As Krugman explains in his op-ed and in a laudatory piece in the New York Review of Books, Piketty and his colleagues have drilled deep into tax records and other financial archives to support the view that capitalism tends to create inequality by driving up the values of investment among the already wealthy far more rapidly than it increases wealth accumulation across the board. This inherent quality of capitalism has been somewhat obscured in the 20th century because of the anomalous conditions created by World War I, the Great Depression, the New Deal and World War II, which destroyed a lot of wealth, particularly in Europe, and prompted higher taxes to cope with the wars, the economic collapses, and the rebuilding.

This rebuilding helped create the great American middle class, yet it has been in decline since the 1970s, surpassed most recently by its Canadian equivalent, and intergenerational economic mobility is now greater in much of Western Europe than in the United States. According to those most worried about inequality, including the president, the American Dream is on the ropes, and Piketty's book explains why. Without far higher taxes on inheritance and net worth, not merely income, this country seems on its way to an Argentinian-style oligarchy.

To be sure, conservative commentators have been first out of the box with accusations that Piketty is a quasi-Marxist who rationalizes a modern case for class warfare by means of confiscatory taxation. As Krugman points out, name-calling is no substitute for substantive argument.

But where does that leave the positive case for the moderate left? Since Teddy Roosevelt's trust-busting campaign against the "malefactors of great wealth," progressives have buried the hatchet with capitalism based on the conviction that its extreme tendencies could be regulated and that growth could lift all boats. But if economist Robert Gordon is correct even technological progress -- a lynchpin of post-World War II progressive faith -- makes little difference and might even exacerbate challenges that already face the lower-skilled labor market. For example, how many millions of truck and taxi drivers will be put out of work by driverless cars, a technology that is now essentially on the shelf? Even if the number is small what jobs will replace those lost?

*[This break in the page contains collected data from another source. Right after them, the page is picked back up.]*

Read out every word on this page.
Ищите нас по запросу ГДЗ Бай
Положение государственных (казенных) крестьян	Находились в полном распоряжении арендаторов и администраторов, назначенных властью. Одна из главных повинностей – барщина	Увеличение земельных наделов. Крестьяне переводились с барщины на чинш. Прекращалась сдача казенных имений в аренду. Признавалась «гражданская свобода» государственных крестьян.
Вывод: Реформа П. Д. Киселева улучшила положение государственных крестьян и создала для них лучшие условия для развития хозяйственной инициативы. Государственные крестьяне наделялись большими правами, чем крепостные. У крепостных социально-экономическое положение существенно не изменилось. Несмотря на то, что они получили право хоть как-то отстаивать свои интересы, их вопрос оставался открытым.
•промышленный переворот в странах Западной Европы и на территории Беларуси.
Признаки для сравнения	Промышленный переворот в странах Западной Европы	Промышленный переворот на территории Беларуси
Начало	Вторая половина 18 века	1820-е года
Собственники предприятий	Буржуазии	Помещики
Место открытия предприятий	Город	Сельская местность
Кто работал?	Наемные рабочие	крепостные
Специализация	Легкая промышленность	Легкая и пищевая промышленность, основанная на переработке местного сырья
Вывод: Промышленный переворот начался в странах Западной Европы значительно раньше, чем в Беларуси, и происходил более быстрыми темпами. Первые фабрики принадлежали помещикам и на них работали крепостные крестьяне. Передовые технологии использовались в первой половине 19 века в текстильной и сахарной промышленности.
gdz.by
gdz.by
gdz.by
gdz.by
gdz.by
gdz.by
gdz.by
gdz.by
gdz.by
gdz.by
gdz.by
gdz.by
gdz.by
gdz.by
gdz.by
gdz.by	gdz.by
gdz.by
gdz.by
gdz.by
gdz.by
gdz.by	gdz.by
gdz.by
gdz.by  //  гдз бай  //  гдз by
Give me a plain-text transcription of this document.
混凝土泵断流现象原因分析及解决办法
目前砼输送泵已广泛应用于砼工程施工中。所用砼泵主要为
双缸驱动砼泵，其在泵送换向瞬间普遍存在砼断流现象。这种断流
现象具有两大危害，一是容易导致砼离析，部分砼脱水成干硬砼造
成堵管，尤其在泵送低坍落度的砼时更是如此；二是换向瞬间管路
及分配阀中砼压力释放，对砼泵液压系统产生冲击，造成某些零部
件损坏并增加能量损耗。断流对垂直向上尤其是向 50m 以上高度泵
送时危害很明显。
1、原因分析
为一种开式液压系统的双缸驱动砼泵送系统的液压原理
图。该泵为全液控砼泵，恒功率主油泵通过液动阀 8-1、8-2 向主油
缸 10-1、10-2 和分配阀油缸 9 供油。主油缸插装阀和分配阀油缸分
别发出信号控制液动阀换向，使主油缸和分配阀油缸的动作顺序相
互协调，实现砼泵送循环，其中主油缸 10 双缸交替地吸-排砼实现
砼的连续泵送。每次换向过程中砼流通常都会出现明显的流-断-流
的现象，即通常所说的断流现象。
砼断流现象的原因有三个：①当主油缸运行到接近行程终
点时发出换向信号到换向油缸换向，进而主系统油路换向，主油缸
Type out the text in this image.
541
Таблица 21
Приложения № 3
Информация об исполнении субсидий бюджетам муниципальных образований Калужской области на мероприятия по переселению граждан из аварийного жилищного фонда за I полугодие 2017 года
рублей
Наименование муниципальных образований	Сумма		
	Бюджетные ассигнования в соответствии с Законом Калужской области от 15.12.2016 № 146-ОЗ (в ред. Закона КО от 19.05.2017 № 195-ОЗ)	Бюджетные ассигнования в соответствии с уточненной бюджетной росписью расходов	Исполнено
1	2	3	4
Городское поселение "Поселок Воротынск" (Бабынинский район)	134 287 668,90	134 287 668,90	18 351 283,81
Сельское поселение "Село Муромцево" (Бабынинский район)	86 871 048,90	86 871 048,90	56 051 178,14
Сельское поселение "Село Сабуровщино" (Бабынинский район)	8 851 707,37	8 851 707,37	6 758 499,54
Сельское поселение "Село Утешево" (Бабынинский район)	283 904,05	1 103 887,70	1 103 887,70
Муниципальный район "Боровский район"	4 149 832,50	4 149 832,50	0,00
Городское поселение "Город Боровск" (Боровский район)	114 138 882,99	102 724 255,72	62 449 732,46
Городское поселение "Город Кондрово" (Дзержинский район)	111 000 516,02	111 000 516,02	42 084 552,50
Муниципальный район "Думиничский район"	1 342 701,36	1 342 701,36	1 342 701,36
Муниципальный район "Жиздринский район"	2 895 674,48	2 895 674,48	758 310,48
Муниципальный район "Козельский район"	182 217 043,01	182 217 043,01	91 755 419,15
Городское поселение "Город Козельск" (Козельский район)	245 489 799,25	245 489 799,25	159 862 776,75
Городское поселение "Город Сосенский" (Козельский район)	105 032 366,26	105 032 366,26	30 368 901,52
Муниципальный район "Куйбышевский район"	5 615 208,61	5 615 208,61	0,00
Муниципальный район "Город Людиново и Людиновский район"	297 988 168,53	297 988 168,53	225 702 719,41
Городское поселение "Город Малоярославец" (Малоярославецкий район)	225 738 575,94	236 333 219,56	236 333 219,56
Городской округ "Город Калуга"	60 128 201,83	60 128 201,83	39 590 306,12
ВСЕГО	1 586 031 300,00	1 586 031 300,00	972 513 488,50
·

At the very least, Piketty creates a problem for the left in framing its argument for more inclusive economic growth based on anything beyond higher taxes. Perhaps Americans are coming to appreciate the dire implications of rising inequality but are they prepared to support far higher taxes on the wealthy while they might still entertain fantasies of joining their ranks? Today many powerful opinion leaders lean libertarian, including Silicon Valley entrepreneurs of all ages, and as I write Rand Paul's stock is rising.

Just as one party has been pulled to the right, Piketty could help pull the other further left, fostering a dilemma that looks hard to avoid for moderate progressives.